Ministério Público está de olho nas redes sociais

Ministério Público está de olho nas redes sociais

A tendência do contato do Estado com o público nas redes sociais é cada vez maior. Neste mês (julho), o Ministério Público do Estado de São Paulo passou a integrar as redes sociais na internet, com a criação de sua página oficial no Facebook e de perfil no Twitter.

Além da criação dos dois canais o Ministério Público de São Paulo vai intensificar a fiscalização da propaganda política na web. A alegação é de que alguns candidatos estão usando as páginas nas redes sociais para se promoverem, ação que é atualmente proibida.

A fiscalização ganha força também no nordeste. O procurador regional eleitoral do Piauí, Alexandre Assunção, orientou os promotores a monitorarem a propaganda eleitoral e aplicarem rigor na fiscalização da campanha para prefeito e vereador.

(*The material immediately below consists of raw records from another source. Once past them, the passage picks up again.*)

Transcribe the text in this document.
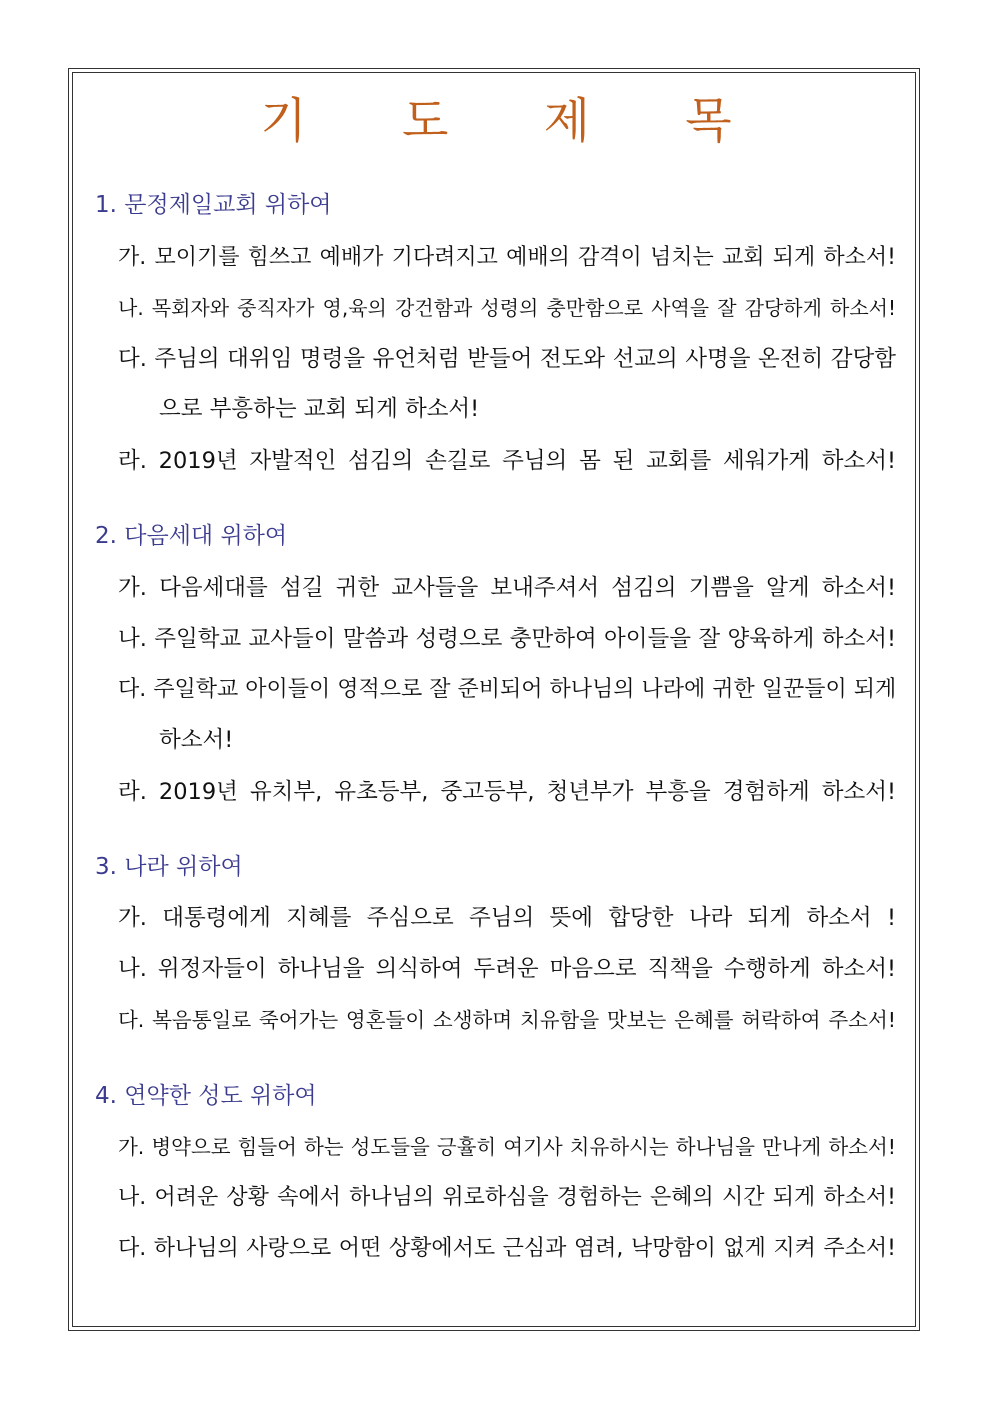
기 도 제 목
1. 문정제일교회 위하여

가. 모이기를 힘쓰고 예배가 기다려지고 예배의 감격이 넘치는 교회 되게 하소서!

나. 목회자와 중직자가 영,육의 강건함과 성령의 충만함으로 사역을 잘 감당하게 하소서!

다. 주님의 대위임 명령을 유언처럼 받들어 전도와 선교의 사명을 온전히 감당함

으로 부흥하는 교회 되게 하소서!

라. 2019년 자발적인 섬김의 손길로 주님의 몸 된 교회를 세워가게 하소서!

2. 다음세대 위하여

가. 다음세대를 섬길 귀한 교사들을 보내주셔서 섬김의 기쁨을 알게 하소서!

나. 주일학교 교사들이 말씀과 성령으로 충만하여 아이들을 잘 양육하게 하소서!

다. 주일학교 아이들이 영적으로 잘 준비되어 하나님의 나라에 귀한 일꾼들이 되게

하소서!

라. 2019년 유치부, 유초등부, 중고등부, 청년부가 부흥을 경험하게 하소서!

3. 나라 위하여

가. 대통령에게 지혜를 주심으로 주님의 뜻에 합당한 나라 되게 하소서 !

나. 위정자들이 하나님을 의식하여 두려운 마음으로 직책을 수행하게 하소서!

다. 복음통일로 죽어가는 영혼들이 소생하며 치유함을 맛보는 은혜를 허락하여 주소서!

4. 연약한 성도 위하여

가. 병약으로 힘들어 하는 성도들을 긍휼히 여기사 치유하시는 하나님을 만나게 하소서!

나. 어려운 상황 속에서 하나님의 위로하심을 경험하는 은혜의 시간 되게 하소서!

다. 하나님의 사랑으로 어떤 상황에서도 근심과 염려, 낙망함이 없게 지켜 주소서!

Segundo Alexandre Assunção, o Ministério Público Eleitoral vai ter equipes de monitoramento nas eleições para a propaganda e outros atos eleitorais que vão acompanhar a presença dos candidatos nas redes sociais.

O monitoramento da campanha nas redes sociais é novidade e não há regras muito claras sobre o que os candidatos podem ou não fazer em blogs e redes como Facebook, Twitter ou em redes de geolocalização como o FourSquare.

Alexandre Assunção reconheceu a questão da pouca de mão de obra especializada que o Ministério Público possui para trabalhar frente ao monitoramento geral e nas redes sociais, por isso, vai recorrer a Ordem dos Advogados do Brasil e outras entidades contando também com a população para fiscalizar as eleições.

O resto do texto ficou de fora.